Ce rythme progressif permet d’intégrer les avancées scientifiques, les retours d’expérience et les évolutions réglementaires.
La gestion des déchets nucléaires figure parmi les défis majeurs pour les pays exploitant l’énergie atomique. Le projet de stockage Cigéo constitue une réponse structurée à cette problématique, tout en soulevant des débats légitimes et durables.
Conclusion
L’avis favorable de l’ASNR marque un tournant majeur dans la progression du projet de stockage Cigéo.
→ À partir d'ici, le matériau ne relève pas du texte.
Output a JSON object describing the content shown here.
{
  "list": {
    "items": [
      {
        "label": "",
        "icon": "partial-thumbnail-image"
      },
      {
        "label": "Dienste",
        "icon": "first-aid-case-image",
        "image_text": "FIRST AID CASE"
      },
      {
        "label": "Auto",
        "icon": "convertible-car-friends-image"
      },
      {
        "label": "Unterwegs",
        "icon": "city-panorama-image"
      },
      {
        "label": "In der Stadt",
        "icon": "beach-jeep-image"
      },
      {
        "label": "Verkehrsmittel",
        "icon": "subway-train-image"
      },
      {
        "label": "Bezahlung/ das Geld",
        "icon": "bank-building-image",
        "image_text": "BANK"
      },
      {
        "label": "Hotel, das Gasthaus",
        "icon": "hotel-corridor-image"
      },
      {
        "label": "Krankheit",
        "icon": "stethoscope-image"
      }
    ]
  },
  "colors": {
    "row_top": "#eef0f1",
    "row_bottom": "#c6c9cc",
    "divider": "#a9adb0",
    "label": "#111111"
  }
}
Il confirme la robustesse de la conception actuelle, tout en soulignant la nécessité de compléter plusieurs points techniques dans les années à venir.
Ce projet s’inscrit dans une vision longue, pilotée par la rigueur scientifique, l’exigence de sûreté et un dialogue permanent avec la société.
Les années à venir seront décisives pour la future autorisation du site. Elles détermineront si la France peut engager durablement ce chantier unique, pensé pour protéger les générations futures contre des déchets parmi les plus dangereux produits par l’activité humaine.